Let’s turn then to consequentialism, the idea — of which Bentham’s and Mill’s utilitarianism are the preeminent example — that what matters in ethics are only the consequences of one’s actions. Here, then, we need to look again at the concept of salvation, since the sacrifice of the Son was planned by the Father in order to save humanity. There is a huge and convoluted theological literature on this, but the Wikipedia definition seems good enough for our purposes:
“Salvation is the phenomenon of being saved from the undesirable condition of bondage or suffering experienced by the psyche or soul that has arisen as a result of unskillful or immoral actions generically referred to as sins.”
Yes, yes, I know, now we should deal with the equally problematic concepts of soul/psyche and sin. Not in this post, we won’t.
What would a rational consequentialist say about the outcome of Jesus’ sacrifice, measured in terms of humanity’s salvation? Well, we are not given a timeline for the expected results to materialize (though there are passages in the New Testament where Jesus pretty clearly seems to indicate that the reckoning was expected to take place within the lifetime of some of his followers — needless to say, it didn’t). Still, judging from the amount of misery, death and destruction that human beings have inflicted upon each other in the course of the past 2,000 years (even accounting for Steven Pinker’s claim that violence has gone down of late), I’d say the sacrifice hasn’t worked out very well. And that’s without considering the countless sins of a sexual nature that seem to so obsess Republican politicians these days. It seems safe to conclude that God’s actions toward his Son are a moral failure also according to consequentialism.

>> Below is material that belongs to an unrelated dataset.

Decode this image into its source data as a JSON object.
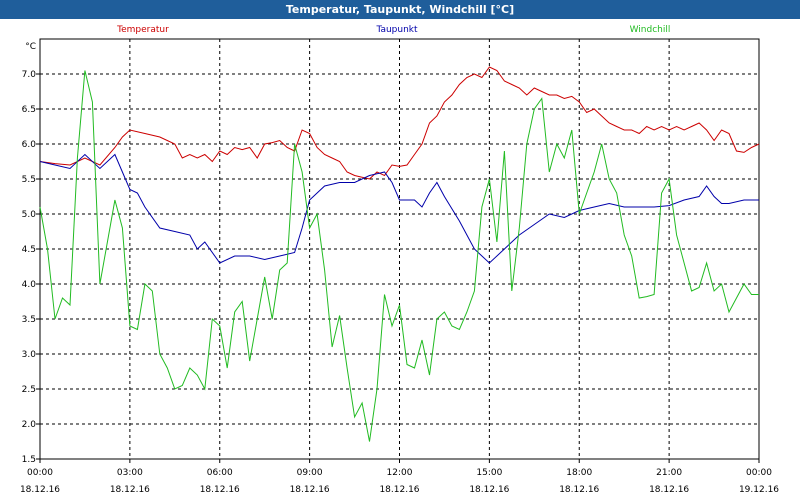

We are then left only with virtue ethics, which can be traced to Aristotle’s Nicomachean Ethics. Assessing individual moral actions isn’t the point of virtue ethics, as it is about having a good character, from which the proper actions follow. If we scan a table of Aristotelian virtues, however, it is hard to see how God’s character can be made to look good. For instance, beginning at the top of the table, clearly God was rash in his confidence of the positive outcomes to be elicited from the sacrifice of his Son. He is also self-indulgent in the kind of pain he allowed to be inflicted for the cause. In terms of honor, God comes across as a bit vane for pretending to save an entire species of free thinking creatures with a single act. The guy also seems irascible (too much anger), boastful (too much self-expression), boorish (deficient in conversation), cantankerous (bad social conduct), shameless, and somewhat malicious. All things considered, not at all a pretty picture, virtue ethics-wise.

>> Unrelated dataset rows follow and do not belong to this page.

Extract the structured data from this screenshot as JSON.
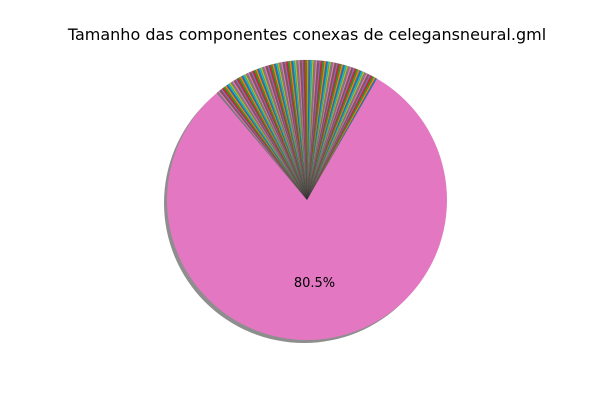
{
  "chart_data": {
    "type": "pie",
    "title": "Tamanho das componentes conexas de celegansneural.gml",
    "shadow": true,
    "start_angle_deg": 60,
    "major_slice": {
      "percent": 80.5,
      "label": "80.5%",
      "color": "#e377c2"
    },
    "minor_slices": {
      "count": 98,
      "percent_each": 0.199,
      "colors": [
        "#1f77b4",
        "#ff7f0e",
        "#2ca02c",
        "#d62728",
        "#9467bd",
        "#8c564b",
        "#e377c2",
        "#7f7f7f",
        "#bcbd22",
        "#17becf"
      ]
    }
  }
}
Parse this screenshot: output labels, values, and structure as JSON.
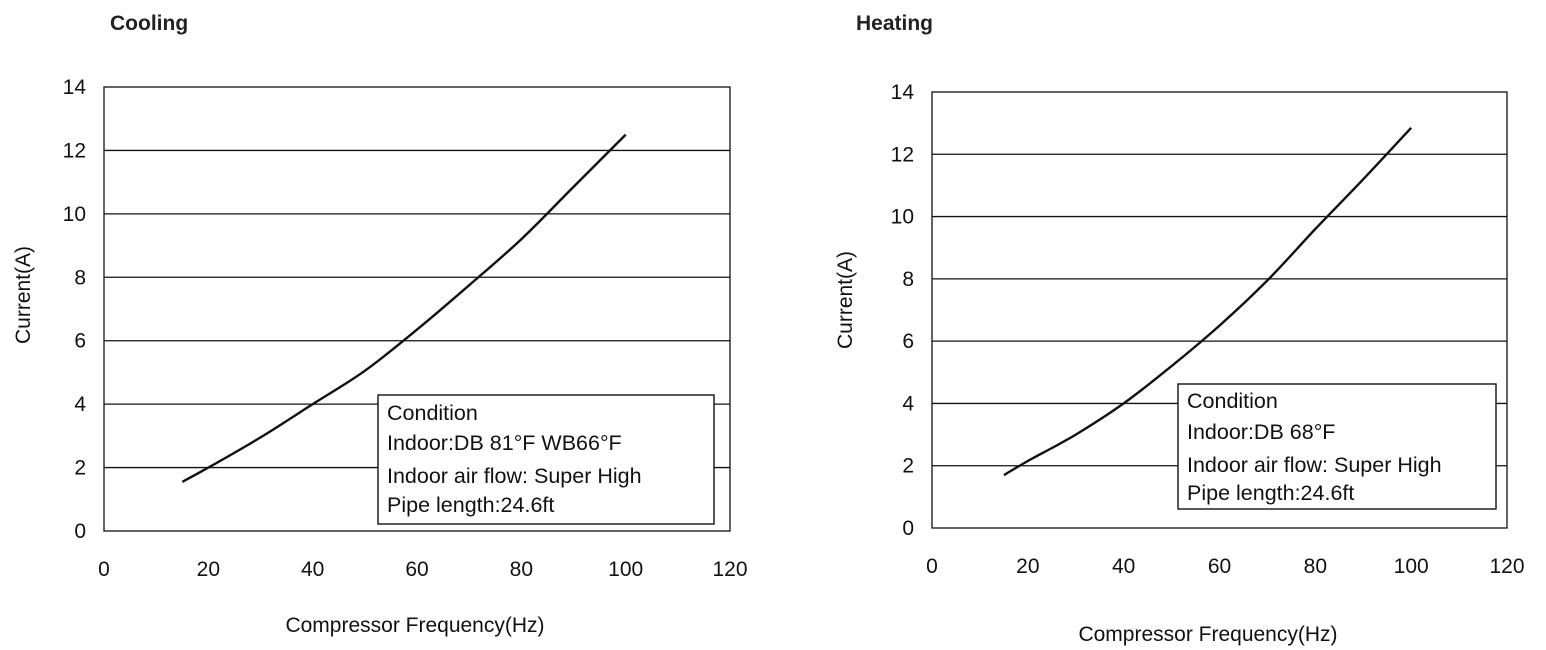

Of course, consequentialism, deontology and virtue ethics are not the only ways to look at the moral question. Perhaps there is an ethical school by which standards God comes across as the good guy, but I sincerely doubt it. Indeed, one of the things that strikes me as downright bizarre in people who worship the Old Testament fellow (which, technically, includes all Jews, Christians and Muslims) is precisely the fact that most of His followers are infinitely more moral than their God — and would readily realize that if they were not blinded by their faith. As Lewis Black puts it in the segment linked to above, “I would love to have the faith ... but I have thoughts. And that can really fuck up the faith thing. Just ask any Catholic priest.” Amen.